The range actually runs from $865 a year in North Carolina to a “budget-busting” $2,610 in Michigan. Kansas at $1,427 is the state closest to the national average.
The averages also can be different depending on the source of your information, although the fundamentals don’t change.
“Insurance rates are influenced by a number of different factors,” said insure.com. “Everything from traffic, crime rates, state and local laws, the percentage of uninsured drivers, as well as the number of insurance companies competing in a market can all result in higher, or, if you’re lucky, lower premiums.”
Some factors – such as driving habits or the level of coverage you choose – can be easy to change. Others, like your driving history and where you live, not so much.
In fact, there are several major cost factors for auto insurance:
- Basic demographics (age, sex, marital status and location)
- The car you drive (compact, mid-size, performance)
- Your driving history (tickets, accidents)
- Your credit score (poor, fair, good, excellent)
- Your driving habits (how much you drive your car, where you drive, even where you park)
- The amount and type of coverage you choose
- Whether you shop around for coverage
Following are explanations based on The Simple Dollar and The Zebra websites:
Insurance companies have an enormous amount of data that tells them how each of these things makes you more or less of a risk for filing claims. For example, a younger – typically, age 25 or below – unmarried male will pay more than an older, married female. There’s not much you can do about this other than get older and married – and move somewhere like Maine or Virginia.
The vehicle you drive
The basic rule of thumb is … the faster the car can go, the bigger the risk of a crash and the more you’ll pay for the thrill of driving it. You probably won’t pay nearly as much driving a family car such as a sedan, minivan or SUV as someone who drives a pricey high-performance vehicle. You also may be able to save some money by purchasing a used car, which usually will be cheaper to insure than a new one, or by getting anti-theft devices and safety equipment installed on your vehicle.
That is, the more driving tickets and violations you have, the higher your insurance rates likely will be. There’s not much you can do about this right away, except, perhaps, install a tracking device that records data on driving habits or take a defensive driving course to demonstrate to auto insurance companies that you’ve turned over a new leaf.
Insurers cite data that shows the higher a driver’s credit score, the less likely he/she is to file a claim, and that a driver with a poor credit score is more likely to file a claim. If your credit is bruised, there’s no quick fix to this but working on improving your credit score could help.
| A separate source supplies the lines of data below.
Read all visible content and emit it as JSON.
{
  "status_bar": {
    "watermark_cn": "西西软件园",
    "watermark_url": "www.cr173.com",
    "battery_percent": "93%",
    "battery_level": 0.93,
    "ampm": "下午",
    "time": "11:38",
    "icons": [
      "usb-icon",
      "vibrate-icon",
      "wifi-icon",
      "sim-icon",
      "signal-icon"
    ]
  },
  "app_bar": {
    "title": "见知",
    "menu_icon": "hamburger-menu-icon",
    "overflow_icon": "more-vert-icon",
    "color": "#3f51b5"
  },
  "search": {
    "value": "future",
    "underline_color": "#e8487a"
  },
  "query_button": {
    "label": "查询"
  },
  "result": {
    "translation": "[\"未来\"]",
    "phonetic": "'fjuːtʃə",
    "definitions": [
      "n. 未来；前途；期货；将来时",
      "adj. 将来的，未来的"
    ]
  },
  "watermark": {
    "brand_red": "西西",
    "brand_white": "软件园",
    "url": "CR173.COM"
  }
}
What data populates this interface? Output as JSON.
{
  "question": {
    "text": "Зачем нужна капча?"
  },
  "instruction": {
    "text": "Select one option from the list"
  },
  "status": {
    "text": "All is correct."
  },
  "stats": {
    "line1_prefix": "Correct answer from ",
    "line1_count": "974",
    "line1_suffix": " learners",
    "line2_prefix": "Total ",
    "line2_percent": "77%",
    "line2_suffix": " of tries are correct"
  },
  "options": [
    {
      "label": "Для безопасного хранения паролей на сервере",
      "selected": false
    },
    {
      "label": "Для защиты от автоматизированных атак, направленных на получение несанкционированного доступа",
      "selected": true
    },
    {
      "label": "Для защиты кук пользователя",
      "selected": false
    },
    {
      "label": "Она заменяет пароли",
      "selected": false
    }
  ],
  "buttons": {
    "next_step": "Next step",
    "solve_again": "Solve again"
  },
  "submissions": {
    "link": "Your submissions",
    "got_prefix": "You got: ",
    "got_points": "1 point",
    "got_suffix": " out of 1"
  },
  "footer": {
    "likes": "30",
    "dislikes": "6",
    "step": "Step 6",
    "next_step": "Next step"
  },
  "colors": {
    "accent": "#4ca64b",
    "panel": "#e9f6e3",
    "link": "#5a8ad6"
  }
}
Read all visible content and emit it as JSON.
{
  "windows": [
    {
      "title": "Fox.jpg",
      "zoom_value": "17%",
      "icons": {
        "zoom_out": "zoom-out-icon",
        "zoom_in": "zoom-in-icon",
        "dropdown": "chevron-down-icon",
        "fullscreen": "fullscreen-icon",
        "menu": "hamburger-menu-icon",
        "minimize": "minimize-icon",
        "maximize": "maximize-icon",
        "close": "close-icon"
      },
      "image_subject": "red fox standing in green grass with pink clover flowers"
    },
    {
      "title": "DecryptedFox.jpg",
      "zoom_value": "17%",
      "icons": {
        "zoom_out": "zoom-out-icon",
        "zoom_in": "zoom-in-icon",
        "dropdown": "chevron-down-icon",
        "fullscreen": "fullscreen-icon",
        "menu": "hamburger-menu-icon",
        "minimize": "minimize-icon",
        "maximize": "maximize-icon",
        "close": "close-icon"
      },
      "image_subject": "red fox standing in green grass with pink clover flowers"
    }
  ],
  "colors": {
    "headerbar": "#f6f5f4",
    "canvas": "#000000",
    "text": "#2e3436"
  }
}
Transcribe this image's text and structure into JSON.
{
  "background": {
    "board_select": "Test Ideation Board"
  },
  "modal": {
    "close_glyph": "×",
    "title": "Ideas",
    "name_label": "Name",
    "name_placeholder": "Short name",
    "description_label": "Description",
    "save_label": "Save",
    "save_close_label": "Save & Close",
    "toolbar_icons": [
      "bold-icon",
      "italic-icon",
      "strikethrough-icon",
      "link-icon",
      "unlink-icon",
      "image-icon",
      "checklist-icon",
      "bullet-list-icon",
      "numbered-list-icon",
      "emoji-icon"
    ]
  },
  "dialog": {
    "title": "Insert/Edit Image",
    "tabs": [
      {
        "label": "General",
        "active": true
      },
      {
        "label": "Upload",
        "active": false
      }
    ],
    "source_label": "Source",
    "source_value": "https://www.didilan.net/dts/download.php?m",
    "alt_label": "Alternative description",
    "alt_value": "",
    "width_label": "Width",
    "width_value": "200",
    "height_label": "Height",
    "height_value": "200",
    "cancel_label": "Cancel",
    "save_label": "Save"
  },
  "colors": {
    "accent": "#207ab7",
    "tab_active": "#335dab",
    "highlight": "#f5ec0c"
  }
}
Drive less, pay less by reducing mileage, using public transportation or carpooling, although that may be easier said than done in a lot of locations – like, say, Montana or Wyoming.
Amount and type of coverage
What is your maximum coverage and your deductible? Are you carrying personal injury protection (not required in all states) and comprehensive vehicle coverage? Whether you carry more or less insurance than required in your state, precisely how you answer these and other questions can make a big difference in how much you pay monthly for auto insurance.
Whatever your situation, said The Simple Dollar, “You should always look around to make sure you get the best deal, since each company places a slightly different emphasis on the factors above.”
Rest assured that knowing how insurance companies decide what it will cost to cover your car, you are in a better position to get the best possible deal on proper auto coverage.
And that it’s the smart financial choice.